At the heart of the debate is a power struggle between the liberal and conservative wings of Christianity, but an extra twist is added by the demographic composition of the "mainstream" church clergy, with claims that the percentage of priests who are homosexual is 40% - more than 15 times higher than the established level of homosexuality in the wider community.
What's even more surprising is that this astonishing claim is not made by conservatives, but by liberals. The US organisation Integrity Inc., a gay rights movement within the Episcopalian church, tendered sworn testimony in the 1996 heresy trial of Bishop Walter Righter who supported the ordination of openly gay priests, to the effect that 40% or around 6,000 of the priests in the US Anglican church are gay, of whom only one-sixth have "come out".
Up until Robinson's promotion, however, no openly gay priest had ever been ordained as a Bishop.
The question of why the mainstream' churches should find themselves blessed with much higher levels of homosexuality and paedophilia than the general community remains unexplained, but many remain suspicious that the growing liberality of mainstream churches has attracted people with agendas for religious reformation.
Those suspicions won't have been curbed by last month's UN-sponsored conference in New York where homosexual groups pledged a "showdown with religion" over gay marriage, gay priests and gay rights.
"The meeting was sponsored by the U.N. Gay, Lesbian or Bisexual Employees, known as UNGLOBE, a group officially recognized by the worldwide body in 1996," reported WorldNetDaily.com on August 8.
"At a forum Monday, attended briefly by U.N. Secretary General Kofi Annan, panel members singled out Roman Catholics and evangelical Protestants as opponents, according to the New York-based Catholic Family and Human Rights Institute.

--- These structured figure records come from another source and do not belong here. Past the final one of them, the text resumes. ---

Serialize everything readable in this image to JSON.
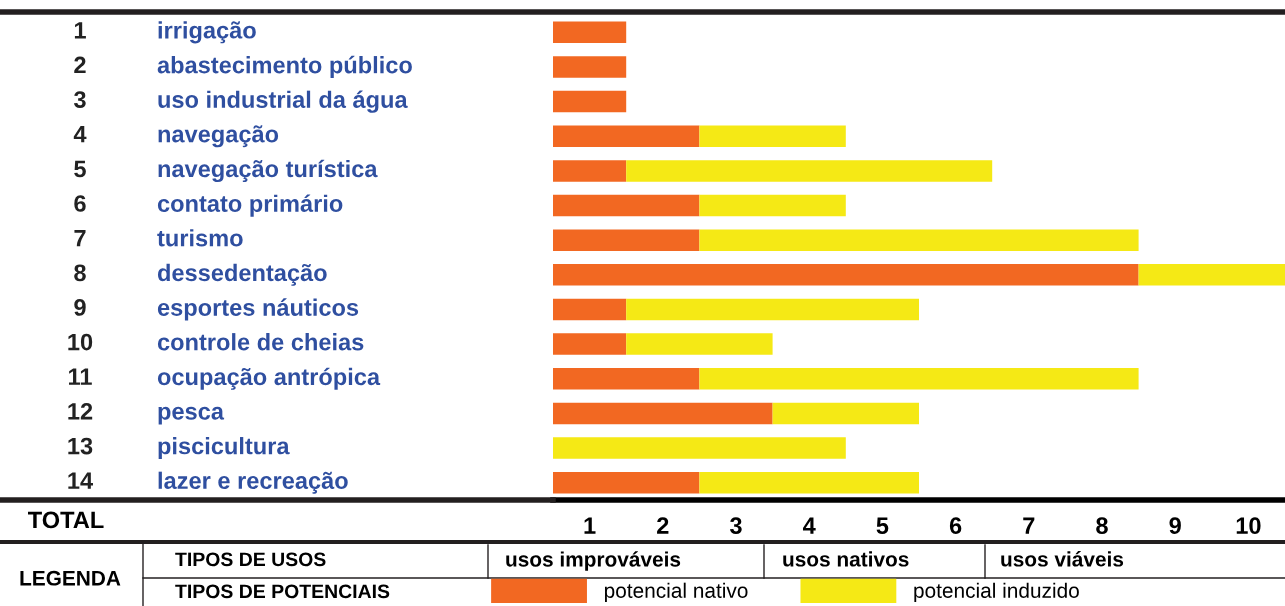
{
  "chart_data": {
    "type": "bar",
    "orientation": "horizontal",
    "stacked": true,
    "categories": [
      "irrigação",
      "abastecimento público",
      "uso industrial da água",
      "navegação",
      "navegação turística",
      "contato primário",
      "turismo",
      "dessedentação",
      "esportes náuticos",
      "controle de cheias",
      "ocupação antrópica",
      "pesca",
      "piscicultura",
      "lazer e recreação"
    ],
    "y2_categories": [
      "1",
      "2",
      "3",
      "4",
      "5",
      "6",
      "7",
      "8",
      "9",
      "10",
      "11",
      "12",
      "13",
      "14"
    ],
    "series": [
      {
        "name": "potencial nativo",
        "color": "#f26822",
        "values": [
          1,
          1,
          1,
          2,
          1,
          2,
          2,
          8,
          1,
          1,
          2,
          3,
          null,
          2
        ]
      },
      {
        "name": "potencial induzido",
        "color": "#f5e915",
        "values": [
          null,
          null,
          null,
          2,
          5,
          2,
          6,
          2,
          4,
          2,
          6,
          2,
          4,
          3
        ]
      }
    ],
    "xlabel": "TOTAL",
    "xlim": [
      0,
      10
    ],
    "xticks": [
      {
        "value": 0.5,
        "label": "1"
      },
      {
        "value": 1.5,
        "label": "2"
      },
      {
        "value": 2.5,
        "label": "3"
      },
      {
        "value": 3.5,
        "label": "4"
      },
      {
        "value": 4.5,
        "label": "5"
      },
      {
        "value": 5.5,
        "label": "6"
      },
      {
        "value": 6.5,
        "label": "7"
      },
      {
        "value": 7.5,
        "label": "8"
      },
      {
        "value": 8.5,
        "label": "9"
      },
      {
        "value": 9.5,
        "label": "10"
      }
    ],
    "grid": false,
    "legend": "bottom",
    "annotations": [
      "LEGENDA",
      "TIPOS DE USOS",
      "TIPOS DE POTENCIAIS",
      "usos improváveis",
      "usos nativos",
      "usos viáveis"
    ]
  }
}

"Paula Ettelbrick, executive director of the San Francisco-based International Gay: and Lesbian Human Rights Commission, or IGLHRC, announced a coming "showdown with religion" and vowed Pope John Paul II's "call to arms" against homosexual marriage would be successfully combated.
"Another panel member, Princeton University professor Anthony Appiah, wondered whether or not religion should be limited, as it poses a "challenge" to the homosexual agenda," reported WlorldNetDaily.

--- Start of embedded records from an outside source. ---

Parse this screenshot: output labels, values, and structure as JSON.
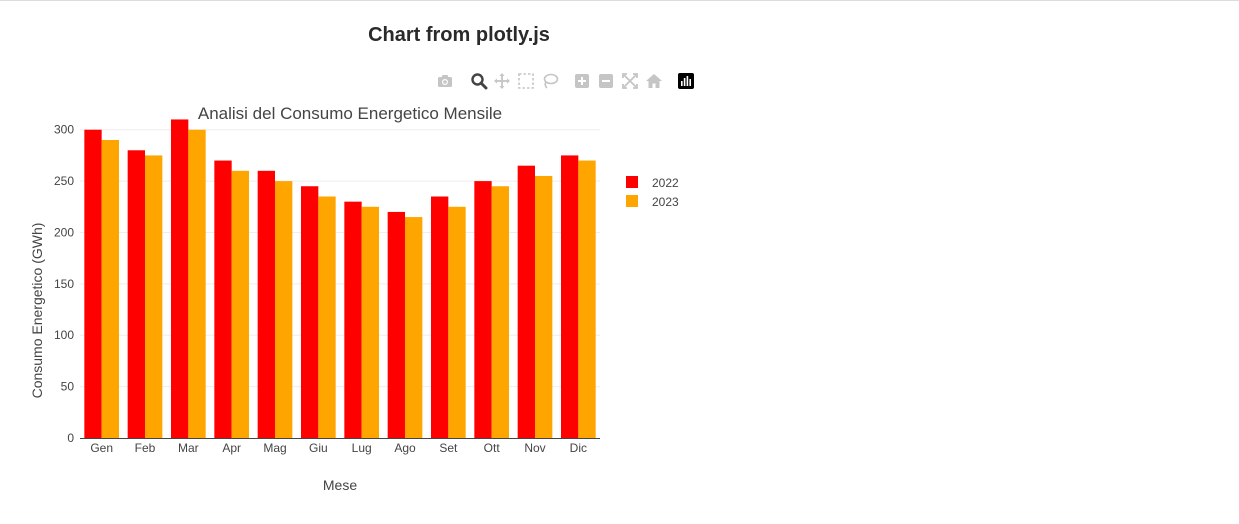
{
  "page": {
    "title": "Chart from plotly.js"
  },
  "modebar": {
    "buttons": [
      {
        "name": "camera-icon",
        "label": "Download plot as a png"
      },
      {
        "name": "zoom-icon",
        "label": "Zoom"
      },
      {
        "name": "pan-icon",
        "label": "Pan"
      },
      {
        "name": "box-select-icon",
        "label": "Box Select"
      },
      {
        "name": "lasso-select-icon",
        "label": "Lasso Select"
      },
      {
        "name": "zoom-in-icon",
        "label": "Zoom in"
      },
      {
        "name": "zoom-out-icon",
        "label": "Zoom out"
      },
      {
        "name": "autoscale-icon",
        "label": "Autoscale"
      },
      {
        "name": "reset-axes-icon",
        "label": "Reset axes"
      },
      {
        "name": "plotly-logo-icon",
        "label": "Produced with Plotly"
      }
    ]
  },
  "chart_data": {
    "type": "bar",
    "title": "Analisi del Consumo Energetico Mensile",
    "xlabel": "Mese",
    "ylabel": "Consumo Energetico (GWh)",
    "categories": [
      "Gen",
      "Feb",
      "Mar",
      "Apr",
      "Mag",
      "Giu",
      "Lug",
      "Ago",
      "Set",
      "Ott",
      "Nov",
      "Dic"
    ],
    "series": [
      {
        "name": "2022",
        "color": "#ff0000",
        "values": [
          300,
          280,
          310,
          270,
          260,
          245,
          230,
          220,
          235,
          250,
          265,
          275
        ]
      },
      {
        "name": "2023",
        "color": "#ffa500",
        "values": [
          290,
          275,
          300,
          260,
          250,
          235,
          225,
          215,
          225,
          245,
          255,
          270
        ]
      }
    ],
    "ylim": [
      0,
      326
    ],
    "yticks": [
      0,
      50,
      100,
      150,
      200,
      250,
      300
    ],
    "grid": true,
    "legend": "top-right"
  }
}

"The U.N. group that hosted the event is pressing the United Nations to recognize same-sex couples and treat their partnerships as equal to traditional marriages.
"Gay, lesbian, bisexual and transgender lawmakers from around the world will meet in San Diego this fall to coordinate their efforts, he noted.

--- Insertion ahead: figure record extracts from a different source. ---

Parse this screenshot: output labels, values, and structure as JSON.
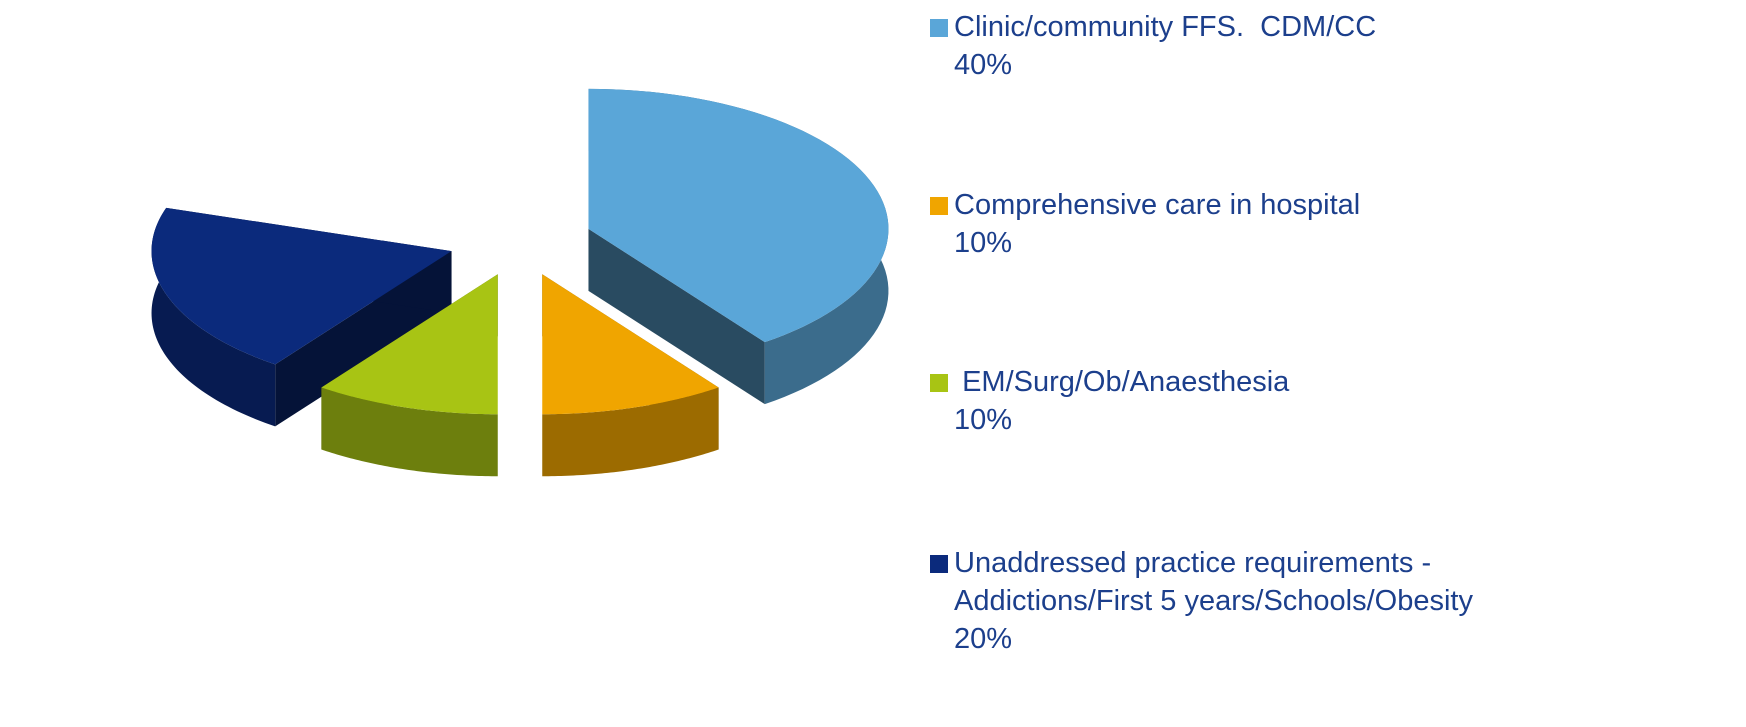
{
  "chart_data": {
    "type": "pie3d",
    "categories": [
      "Clinic/community FFS.  CDM/CC",
      "Comprehensive care in hospital",
      " EM/Surg/Ob/Anaesthesia",
      "Unaddressed practice requirements - Addictions/First 5 years/Schools/Obesity"
    ],
    "values": [
      40,
      10,
      10,
      20
    ],
    "value_labels": [
      "40%",
      "10%",
      "10%",
      "20%"
    ],
    "colors": [
      "#5aa6d8",
      "#f0a500",
      "#a8c414",
      "#0b2a7c"
    ]
  }
}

"IGLHRC, the international group, distributed fliers at the meeting that listed laws it wants changed, including "sodomy, age of consent and other ‘sex-act’ laws, laws on prostitution, laws penalizing those wearing clothing of the opposite sex and laws on obscenity and pornography."
"The group also is lobbying against "denial of marriage to same sex partners, denial of marriage to transgendered people and laws on parenting and adoption."
Any surprise that New Zealand's law promoting prostitution originated in the offices of gay-rights activist and Labour MP Tim Barnett and the AIDS Foundation?
In the wake of the Prostitution Law Reform Act, brothels have already been invited to at least one tertiary institution to brief students on the benefits of becoming prostitutes to help pay off student loans, and in Wellington social workers are reporting exactly that – that students are leaving high school to become prostitutes because they see it as a better option than going on the dole.